Last October, Tartaglione reported that Renée Zellweger would play Judy Garland in Judy, “the true story of the singer and actress’ final concerts in London.” Now she’s got an update: Finn Wittrock (American Horror Story) and Jessie Buckley (Beast) have joined the cast.
From Deadline’s Peter White: “Entourage and Lost star Bai Ling is back and set to star in Chinese murder mystery The Fatal Contract—her first Chinese feature since she was banned from the country for openly criticizing government officials.” Ling will play a bartender who teams up with a young policeman to investigate the murder of an artist.
“Tom Hanks and Rita Wilson are set to star in the Shakespeare Center of Los Angeles’ production of Henry IV,” reports Ariana Brockington for Variety. “Hanks will play the comedic role of Sir John Falstaff.
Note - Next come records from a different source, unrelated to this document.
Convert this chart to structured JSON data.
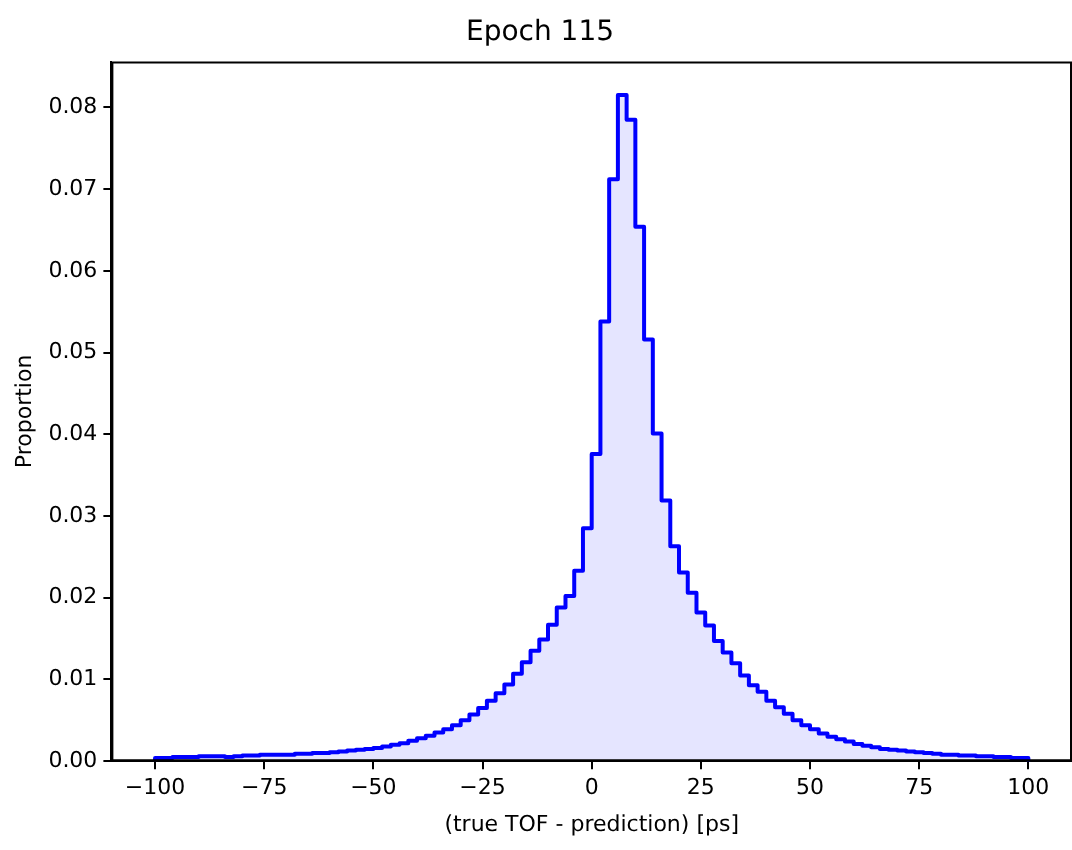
{
  "chart_data": {
    "type": "histogram",
    "title": "Epoch 115",
    "xlabel": "(true TOF - prediction) [ps]",
    "ylabel": "Proportion",
    "bins": [
      -100,
      -98,
      -96,
      -94,
      -92,
      -90,
      -88,
      -86,
      -84,
      -82,
      -80,
      -78,
      -76,
      -74,
      -72,
      -70,
      -68,
      -66,
      -64,
      -62,
      -60,
      -58,
      -56,
      -54,
      -52,
      -50,
      -48,
      -46,
      -44,
      -42,
      -40,
      -38,
      -36,
      -34,
      -32,
      -30,
      -28,
      -26,
      -24,
      -22,
      -20,
      -18,
      -16,
      -14,
      -12,
      -10,
      -8,
      -6,
      -4,
      -2,
      0,
      2,
      4,
      6,
      8,
      10,
      12,
      14,
      16,
      18,
      20,
      22,
      24,
      26,
      28,
      30,
      32,
      34,
      36,
      38,
      40,
      42,
      44,
      46,
      48,
      50,
      52,
      54,
      56,
      58,
      60,
      62,
      64,
      66,
      68,
      70,
      72,
      74,
      76,
      78,
      80,
      82,
      84,
      86,
      88,
      90,
      92,
      94,
      96,
      98,
      100
    ],
    "values": [
      0.0004,
      0.0004,
      0.0005,
      0.0005,
      0.0005,
      0.0006,
      0.0006,
      0.0006,
      0.0005,
      0.0006,
      0.0007,
      0.0007,
      0.0008,
      0.0008,
      0.0008,
      0.0008,
      0.0009,
      0.0009,
      0.001,
      0.001,
      0.0011,
      0.0012,
      0.0013,
      0.0014,
      0.0015,
      0.0016,
      0.0018,
      0.002,
      0.0022,
      0.0025,
      0.0028,
      0.0031,
      0.0035,
      0.0039,
      0.0044,
      0.005,
      0.0057,
      0.0065,
      0.0074,
      0.0083,
      0.0094,
      0.0107,
      0.0121,
      0.0135,
      0.0149,
      0.0167,
      0.0188,
      0.0202,
      0.0233,
      0.0285,
      0.0376,
      0.0538,
      0.0712,
      0.0815,
      0.0785,
      0.0654,
      0.0516,
      0.0401,
      0.0319,
      0.0263,
      0.0231,
      0.0206,
      0.0182,
      0.0166,
      0.0147,
      0.0133,
      0.012,
      0.0105,
      0.0093,
      0.0085,
      0.0074,
      0.0066,
      0.0058,
      0.005,
      0.0044,
      0.0039,
      0.0034,
      0.003,
      0.0027,
      0.0024,
      0.0021,
      0.0019,
      0.0017,
      0.0015,
      0.0014,
      0.0013,
      0.0012,
      0.0011,
      0.001,
      0.0009,
      0.0008,
      0.0008,
      0.0007,
      0.0007,
      0.0006,
      0.0006,
      0.0005,
      0.0005,
      0.0004,
      0.0004
    ],
    "color": "#0000ff",
    "xlim": [
      -110,
      110
    ],
    "xticks": [
      {
        "value": -100,
        "label": "−100"
      },
      {
        "value": -75,
        "label": "−75"
      },
      {
        "value": -50,
        "label": "−50"
      },
      {
        "value": -25,
        "label": "−25"
      },
      0,
      25,
      50,
      75,
      100
    ],
    "ylim": [
      0,
      0.0856
    ],
    "yticks": [
      {
        "value": 0,
        "label": "0.00"
      },
      {
        "value": 0.01,
        "label": "0.01"
      },
      {
        "value": 0.02,
        "label": "0.02"
      },
      {
        "value": 0.03,
        "label": "0.03"
      },
      {
        "value": 0.04,
        "label": "0.04"
      },
      {
        "value": 0.05,
        "label": "0.05"
      },
      {
        "value": 0.06,
        "label": "0.06"
      },
      {
        "value": 0.07,
        "label": "0.07"
      },
      {
        "value": 0.08,
        "label": "0.08"
      }
    ],
    "grid": false,
    "legend": false
  }
}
The twenty-four performances will run between June 5 and July 1.”
Norman Lebrecht passes along word that László Melis, who composed the score for László Nemes’s Son of Saul (2015), has died at the age of sixty-four. “At the time of his death Melis was working on a score for Sunset, the forthcoming new movie by László Nemes.” Via Movie City News.
On the new Film Comment Podcast (54’23”), Violet Lucca, Andrew Chan, and Aliza Ma “discuss Chinese film culture, sprawling multiplexes, censorship, and the types of films that do and don’t get made anymore on the Mainland and off.”
Max Allan Collins, Kevin Heffernin, and Andrew Nette join Mike White in the Projection Booth (167’26”) to discuss Robert Aldrich's Kiss Me Deadly (1955).